With a few honourable exceptions, neither has there been any real attempt to explain the background to the conflict in Kosovo. Instead, we are offered historical and religious pseudo-explanations. The Sun –worried, perhaps, that ‘white van person’ might not be immediately convinced of the necessity to ‘Clobba Slobba’ and ‘Bomb, Bomb, Bomb’– provided a helpful question-and-answer section on ‘the conflict that’s 600 years old’. Titled ‘What is the war for?’ the article asked: ‘Where is Kosovo?’, ‘What are the different religious groups?’, ‘Why do they hate each other?’ and, bizarrely, ‘Is this the same war that happened in Bosnia?’.
Not to be outdone by the tabloids, a feature in the Sunday Telegraph presented the conflict as a latter-day Crusade by the Orthodox Church, whilst TV reporters describe it as ‘medieval loot and pillage’. Charles Krauthammer, writing in the Washington Post, argues that: ‘The reason for the killing in Kosovo is not mindless ethnic hatred but quite rational power politics’. Yet it seems that New Labour would prefer us to see it as an epic battle of Good vs. Evil, started by a ‘serial ethnic-cleanser’.
Nor has war in Europe prompted any investigative journalism. The moderate ethnic Albanian leader Ibrahim Rugova was said by Nato to be in hiding, before he appeared on TV calling for a halt to the air strikes. Perhaps British journalists are wary of accepting the Yugoslav version of events, but a French press agency interviewed him. Greek TV interviewed him. Is there a story to be investigated there, or shall we just stick to the latest Nato press statement on whether Rugova was blackmailed, drugged, or coerced? Similarly, after telling us the Albanian Rambouillet negotiator Fehmi Agani had been executed, Nato now says his death is ‘unconfirmed’. Surely this is a story worth checking out?
Too much of what passes for ‘analysis’ is actually just a discussion of which strategy would work best for Nato: air-power or ground troops. Far less attention is given to the more fundamental issue of how Nato went to war in the first place and why its aims seem to change on an almost daily basis. First we were told that the Nato bombing campaign was designed to get President Slobodan Milosevic to sign up to the Rambouillet accord. Then we were told the reason was to avert, then to halt, a humanitarian disaster. Now we are told Nato’s objective is to allow the refugees to return to their homes. Since no international agency declared a ‘humanitarian crisis’ before Nato started bombing, is their mission now simply to clean up their own mess?

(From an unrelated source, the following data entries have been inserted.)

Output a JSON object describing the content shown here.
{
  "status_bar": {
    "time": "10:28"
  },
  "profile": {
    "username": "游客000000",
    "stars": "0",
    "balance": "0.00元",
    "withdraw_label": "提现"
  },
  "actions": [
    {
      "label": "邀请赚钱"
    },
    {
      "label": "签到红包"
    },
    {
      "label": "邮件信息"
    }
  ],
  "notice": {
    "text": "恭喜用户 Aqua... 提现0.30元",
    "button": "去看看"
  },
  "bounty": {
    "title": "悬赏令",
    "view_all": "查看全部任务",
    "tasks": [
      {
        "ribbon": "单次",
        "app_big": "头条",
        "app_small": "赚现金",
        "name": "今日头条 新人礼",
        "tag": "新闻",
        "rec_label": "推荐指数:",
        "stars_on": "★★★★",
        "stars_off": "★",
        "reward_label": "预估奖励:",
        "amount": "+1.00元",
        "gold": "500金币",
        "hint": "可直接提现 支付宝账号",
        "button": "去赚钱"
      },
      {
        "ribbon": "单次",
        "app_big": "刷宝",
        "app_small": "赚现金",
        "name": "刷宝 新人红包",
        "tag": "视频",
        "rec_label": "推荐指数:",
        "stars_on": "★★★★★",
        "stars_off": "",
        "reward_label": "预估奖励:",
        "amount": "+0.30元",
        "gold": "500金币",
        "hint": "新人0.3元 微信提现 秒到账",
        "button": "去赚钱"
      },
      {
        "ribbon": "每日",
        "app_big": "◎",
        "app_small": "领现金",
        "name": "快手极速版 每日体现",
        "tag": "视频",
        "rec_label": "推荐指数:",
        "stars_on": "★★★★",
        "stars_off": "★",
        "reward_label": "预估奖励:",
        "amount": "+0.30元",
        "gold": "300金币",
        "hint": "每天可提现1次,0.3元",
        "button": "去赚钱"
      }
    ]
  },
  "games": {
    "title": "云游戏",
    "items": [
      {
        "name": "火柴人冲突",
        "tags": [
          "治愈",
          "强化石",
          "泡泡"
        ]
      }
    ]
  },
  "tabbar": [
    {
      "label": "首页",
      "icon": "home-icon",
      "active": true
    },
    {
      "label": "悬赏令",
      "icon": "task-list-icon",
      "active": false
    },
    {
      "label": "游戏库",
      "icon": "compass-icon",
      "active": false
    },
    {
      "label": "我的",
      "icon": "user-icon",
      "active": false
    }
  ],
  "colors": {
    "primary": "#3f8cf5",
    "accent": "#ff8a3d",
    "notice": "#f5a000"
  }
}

Much space is given to pictures of planes taking off and the plight of refugees, but aren’t there any questions to be asked? Are we really expected to believe that the mass exodus from Kosovo is due to the execution of a premeditated plot and has nothing to do with Nato bombs? Why were refugees in no danger from Nato’s ‘humanitarian’ air strikes when they were attempting to flee Kosovo, but at risk from Nato bombing once Yugoslavia closed its borders? What about the tens of thousands of Serbian refugees–are they being ‘ethnically cleansed’ too? How have the Kosovo Liberation Army been transformed from an organisation which the US government classified as ‘terrorists’, to the group on whom the peaceful future of Kosovo depends?
Vietnam veteran General Wesley Clark has announced his intention of degrading and ultimately destroying Yugoslavia’s military capability. The ability of the British media to inform the public of what is happening in Yugoslavia is also in danger of being severely degraded, if not destroyed altogether.
A version of this appeared in the London Times (4/9/99).